Use VecDeque when you need to push and pop from both ends efficiently. It provides O(1) amortized operations at both ends without the memory fragmentation of a linked list. A deque is the right tool for queues, sliding windows, and double-ended stacks.
Use LinkedList when you have a cursor pointing to a specific position and need to perform many insertions or removals around that position. The cursor API gives you O(1) splicing that Vec cannot match. If your algorithm maintains a position and edits locally, the linked list pays off.

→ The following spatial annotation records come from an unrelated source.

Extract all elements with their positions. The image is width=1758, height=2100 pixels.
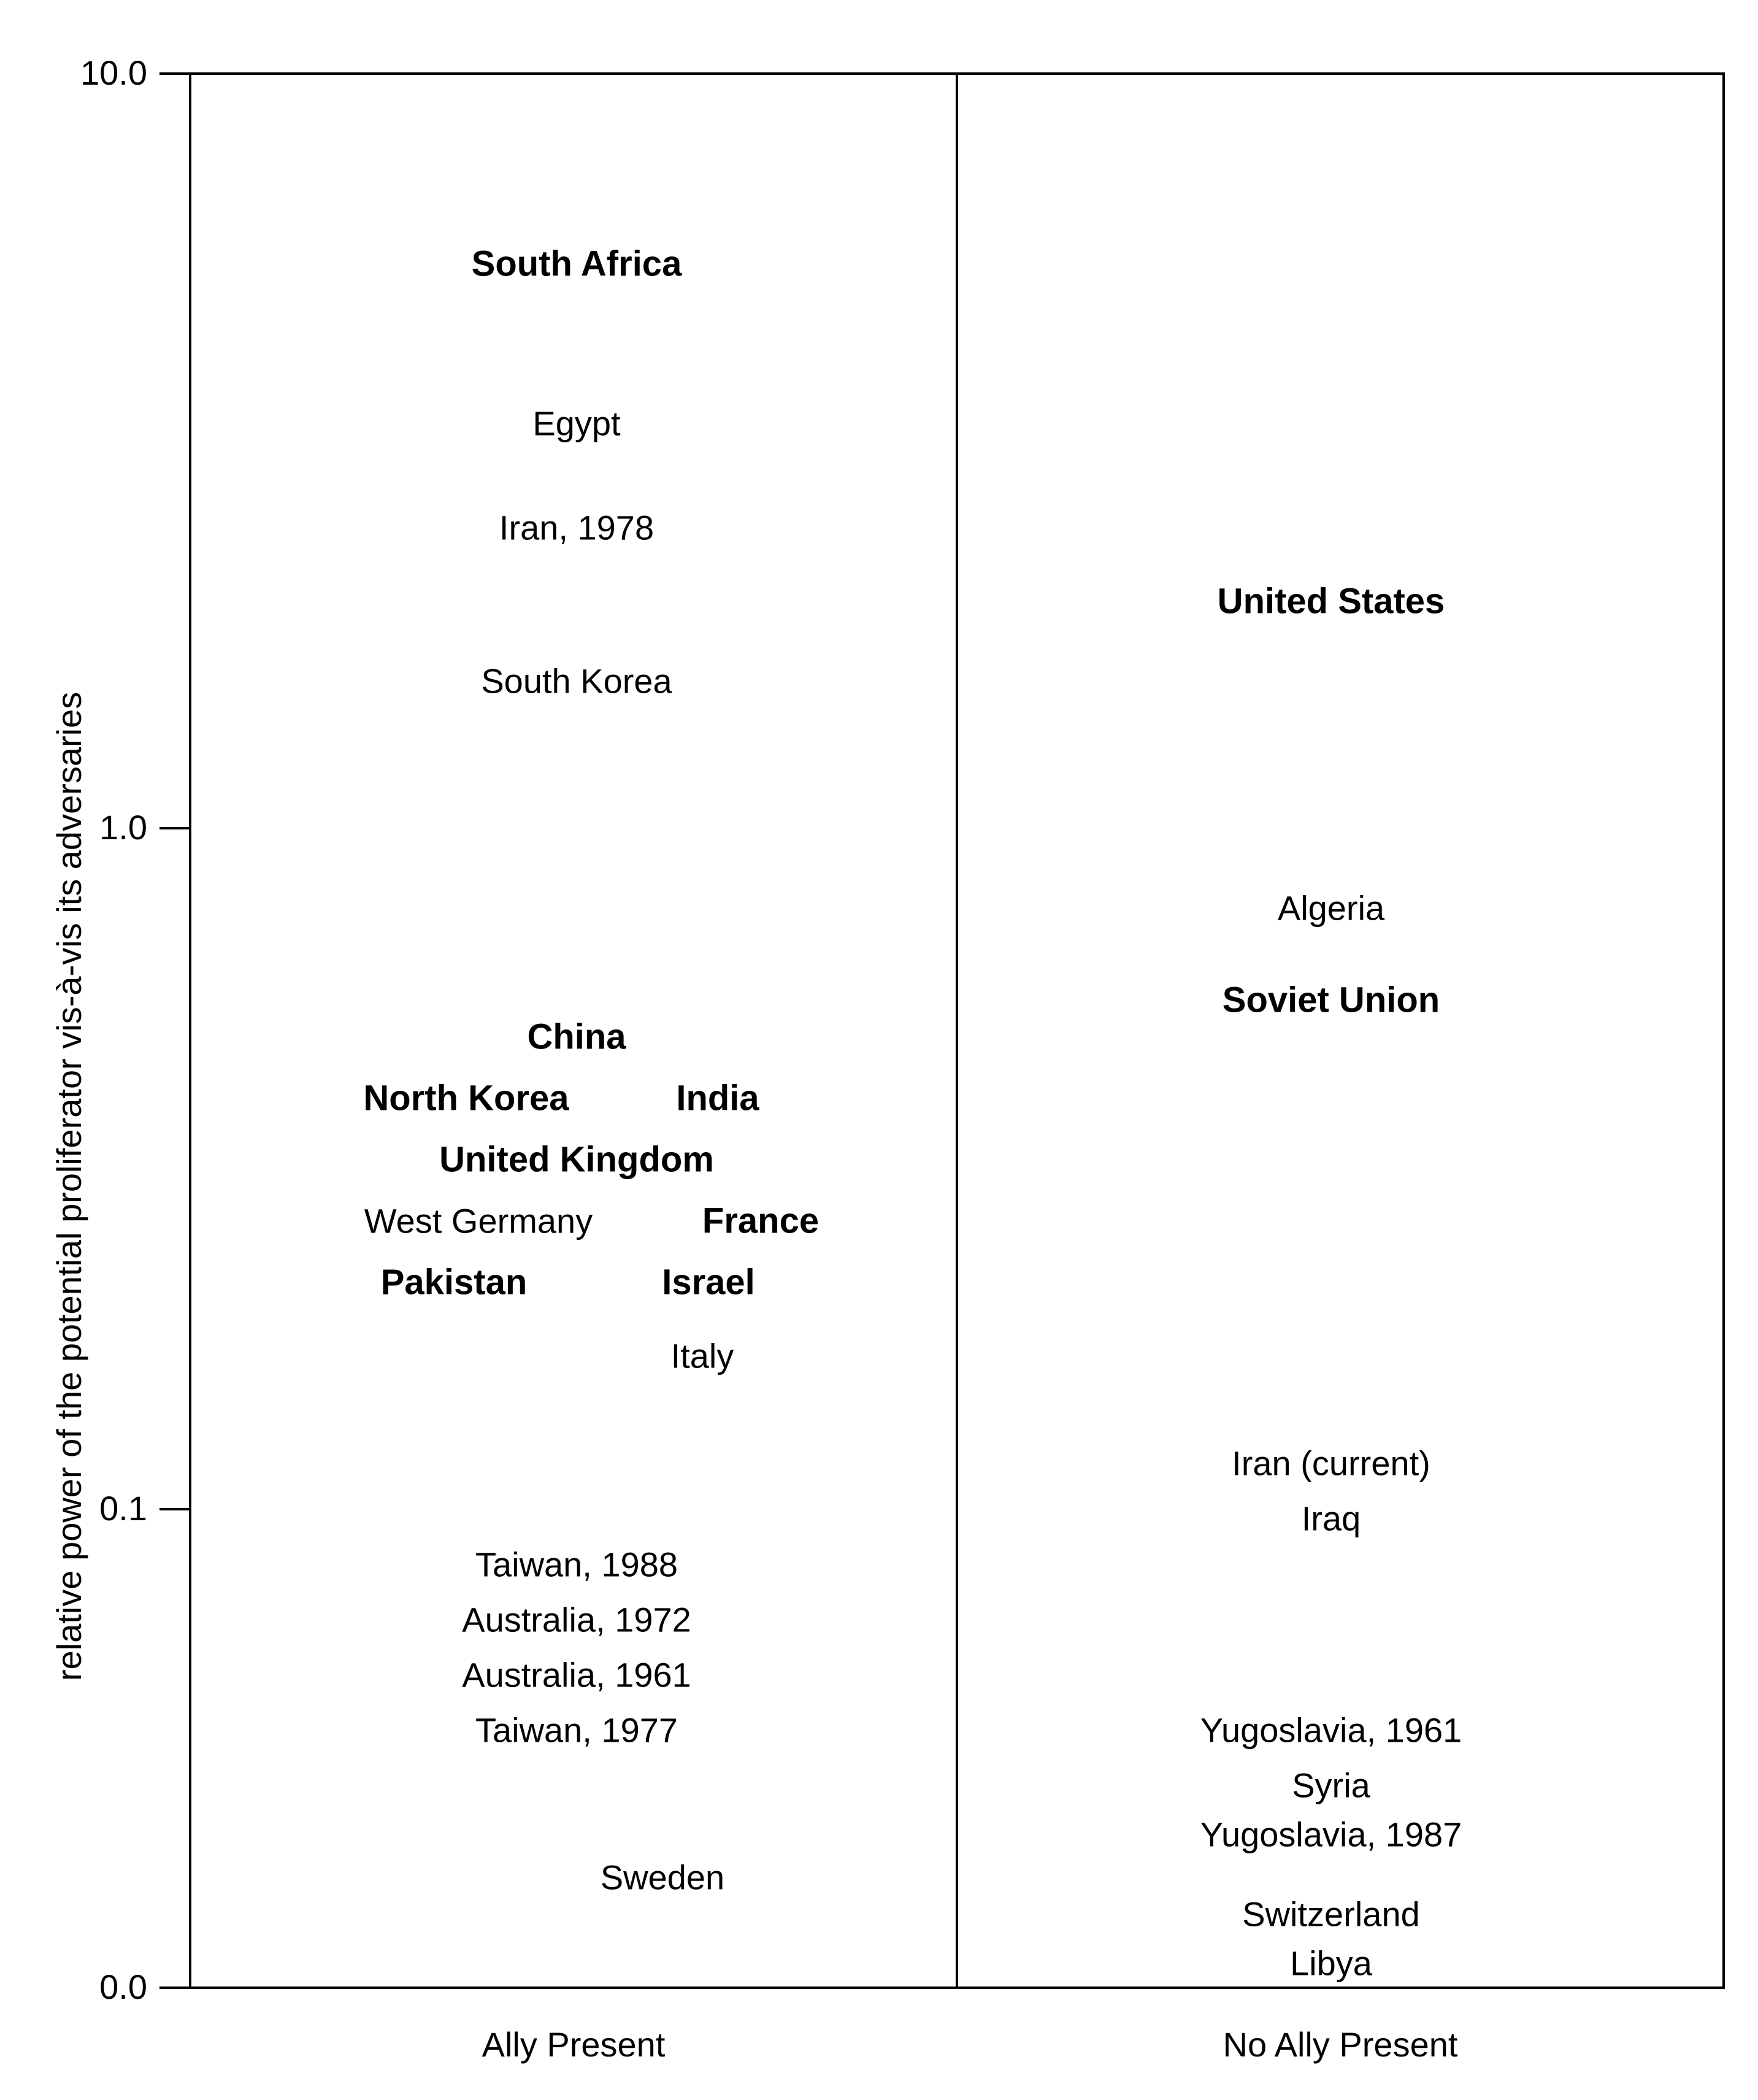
data-point-label: Egypt xyxy=(532,404,620,444)
data-point-label: Libya xyxy=(1290,1944,1372,1983)
data-point-label: Syria xyxy=(1292,1766,1370,1806)
chart-container: relative power of the potential prolifer… xyxy=(0,0,1758,2100)
data-point-label: Iraq xyxy=(1302,1499,1361,1539)
data-point-label: China xyxy=(527,1017,626,1058)
data-point-label: South Africa xyxy=(472,244,682,285)
data-point-label: Algeria xyxy=(1278,888,1384,928)
data-point-label: Taiwan, 1988 xyxy=(475,1545,678,1585)
y-tick-label: 0.0 xyxy=(0,1967,147,2007)
data-point-label: Yugoslavia, 1961 xyxy=(1200,1710,1462,1750)
y-tick-label: 0.1 xyxy=(0,1488,147,1528)
data-point-label: United States xyxy=(1218,581,1445,622)
y-tick-label: 1.0 xyxy=(0,807,147,847)
data-point-label: Italy xyxy=(671,1336,734,1376)
data-point-label: Sweden xyxy=(601,1858,724,1898)
data-point-label: North Korea xyxy=(363,1078,569,1119)
x-category-label: No Ally Present xyxy=(1095,2025,1586,2064)
plot-frame xyxy=(0,0,1758,2100)
data-point-label: India xyxy=(676,1078,759,1119)
data-point-label: Australia, 1961 xyxy=(462,1655,691,1695)
y-tick-label: 10.0 xyxy=(0,53,147,93)
data-point-label: West Germany xyxy=(364,1201,593,1241)
data-point-label: Iran (current) xyxy=(1232,1444,1430,1483)
data-point-label: South Korea xyxy=(481,661,672,701)
data-point-label: Australia, 1972 xyxy=(462,1600,691,1640)
data-point-label: Iran, 1978 xyxy=(499,508,654,548)
data-point-label: France xyxy=(702,1201,819,1242)
data-point-label: Switzerland xyxy=(1242,1894,1419,1934)
data-point-label: Israel xyxy=(662,1262,755,1303)
data-point-label: Soviet Union xyxy=(1223,980,1440,1021)
data-point-label: Taiwan, 1977 xyxy=(475,1710,678,1750)
data-point-label: United Kingdom xyxy=(439,1139,714,1180)
x-category-label: Ally Present xyxy=(328,2025,819,2064)
data-point-label: Yugoslavia, 1987 xyxy=(1200,1815,1462,1855)
data-point-label: Pakistan xyxy=(381,1262,528,1303)
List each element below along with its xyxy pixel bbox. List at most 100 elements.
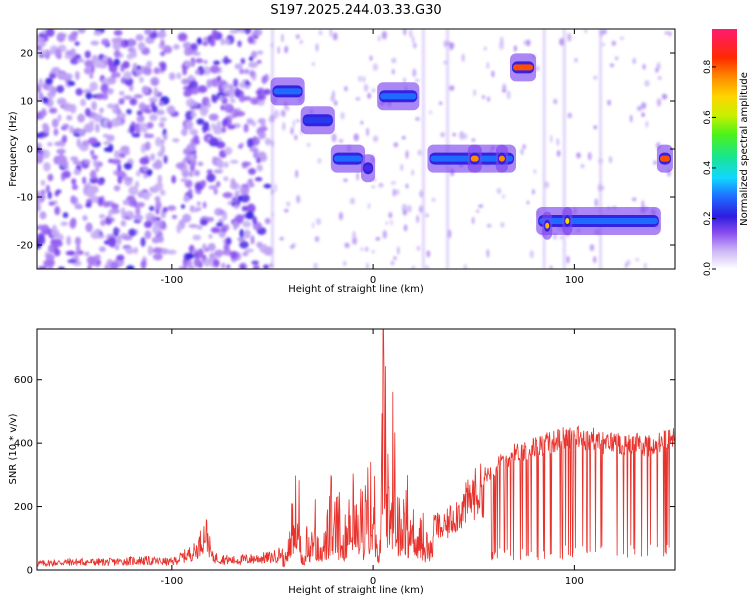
heatmap-cell <box>277 46 280 55</box>
top-y-tick-label: 20 <box>20 49 33 60</box>
heatmap-cell <box>128 84 134 92</box>
heatmap-cell <box>70 57 79 65</box>
top-y-tick-label: -10 <box>17 193 33 204</box>
heatmap-cell <box>125 247 135 255</box>
heatmap-cell <box>234 63 243 70</box>
heatmap-cell <box>360 247 364 252</box>
heatmap-cell <box>50 228 60 238</box>
heatmap-cell <box>120 207 126 217</box>
heatmap-cell <box>153 247 162 253</box>
heatmap-cell <box>185 98 196 108</box>
heatmap-streak <box>599 29 603 269</box>
colorbar-tick-label: 0.8 <box>703 59 713 74</box>
heatmap-cell <box>227 124 236 130</box>
heatmap-cell <box>139 157 149 165</box>
heatmap-cell <box>371 88 376 93</box>
heatmap-cell <box>111 158 122 165</box>
heatmap-cell <box>452 132 456 137</box>
heatmap-cell <box>48 201 55 206</box>
heatmap-cell <box>133 200 138 208</box>
heatmap-cell <box>208 113 219 121</box>
heatmap-cell <box>249 56 254 62</box>
heatmap-cell <box>153 87 159 97</box>
heatmap-cell <box>181 128 188 137</box>
heatmap-cell <box>382 230 388 239</box>
heatmap-cell <box>378 183 384 188</box>
heatmap-cell <box>85 222 93 233</box>
heatmap-cell <box>52 243 57 251</box>
heatmap-cell <box>180 204 186 209</box>
heatmap-cell <box>414 78 420 83</box>
heatmap-cell <box>608 156 613 164</box>
heatmap-cell <box>216 75 222 82</box>
heatmap-track-core <box>539 218 658 224</box>
heatmap-cell <box>83 183 90 191</box>
heatmap-cell <box>403 29 407 36</box>
heatmap-cell <box>185 252 195 260</box>
heatmap-cell <box>471 138 476 142</box>
heatmap-cell <box>37 114 42 120</box>
heatmap-cell <box>250 50 258 59</box>
heatmap-cell <box>184 60 190 68</box>
heatmap-cell <box>84 59 94 68</box>
heatmap-cell <box>289 245 295 249</box>
heatmap-cell <box>200 179 207 188</box>
heatmap-cell <box>632 57 636 65</box>
heatmap-cell <box>292 119 296 128</box>
heatmap-cell <box>160 61 167 72</box>
heatmap-cell <box>136 110 143 116</box>
snr-frame <box>36 328 676 571</box>
heatmap-cell <box>234 87 241 98</box>
heatmap-cell <box>123 71 132 80</box>
heatmap-cell <box>43 259 51 268</box>
heatmap-cell <box>614 56 619 61</box>
heatmap-cell <box>642 63 646 70</box>
heatmap-cell <box>656 62 661 70</box>
snr-panel: -100 0 100 0 200 400 600 Height of straight l… <box>8 328 676 596</box>
colorbar-tick-label: 0.2 <box>703 211 713 225</box>
heatmap-cell <box>120 145 130 152</box>
heatmap-cell <box>329 29 333 38</box>
heatmap-cell <box>99 107 104 114</box>
heatmap-cell <box>559 236 564 240</box>
heatmap-cell <box>47 142 53 147</box>
heatmap-cell <box>90 40 100 46</box>
heatmap-cell <box>173 44 180 50</box>
heatmap-cell <box>237 144 244 149</box>
heatmap-cell <box>189 153 196 162</box>
heatmap-cell <box>318 30 323 36</box>
heatmap-cell <box>51 67 61 74</box>
heatmap-cell <box>580 163 585 169</box>
heatmap-cell <box>223 55 229 65</box>
heatmap-cell <box>239 29 246 34</box>
heatmap-cell <box>95 166 100 173</box>
heatmap-cell <box>463 263 467 269</box>
heatmap-cell <box>212 125 223 135</box>
heatmap-cell <box>184 47 193 56</box>
heatmap-cell <box>411 265 416 269</box>
heatmap-cell <box>411 35 415 44</box>
heatmap-cell <box>103 140 111 146</box>
heatmap-cell <box>257 94 265 101</box>
heatmap-cell <box>213 169 224 174</box>
heatmap-cell <box>629 114 633 123</box>
heatmap-cell <box>225 38 231 46</box>
heatmap-cell <box>366 262 369 269</box>
heatmap-cell <box>107 209 113 219</box>
heatmap-cell <box>403 224 408 232</box>
heatmap-cell <box>315 43 319 52</box>
heatmap-cell <box>160 39 165 47</box>
heatmap-cell <box>82 176 87 185</box>
heatmap-cell <box>132 62 138 73</box>
heatmap-cell <box>566 255 570 264</box>
heatmap-cell <box>483 46 487 51</box>
heatmap-cell <box>363 83 369 92</box>
heatmap-cell <box>187 188 193 196</box>
heatmap-cell <box>636 105 643 112</box>
heatmap-streak <box>562 29 566 269</box>
heatmap-cell <box>112 71 121 78</box>
heatmap-cell <box>229 250 238 260</box>
heatmap-cell <box>390 219 393 226</box>
heatmap-cell <box>641 112 645 117</box>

Use LinkedList when you are implementing a data structure that requires frequent splicing of large blocks of elements between lists. LinkedList supports O(1) concatenation and splitting of sub-lists via append and split_off. If you are merging or partitioning lists repeatedly, the pointer rewiring beats memory movement.
Reach for Vec even if you need to remove elements from the middle. Swapping with the last element and popping is O(1). If order matters, the O(n) shift of a vector is usually faster than the allocation and pointer overhead of a linked list due to CPU cache behavior. Profile before you switch.
Trust the benchmark. If the profiler says Vec is faster, the profiler is right.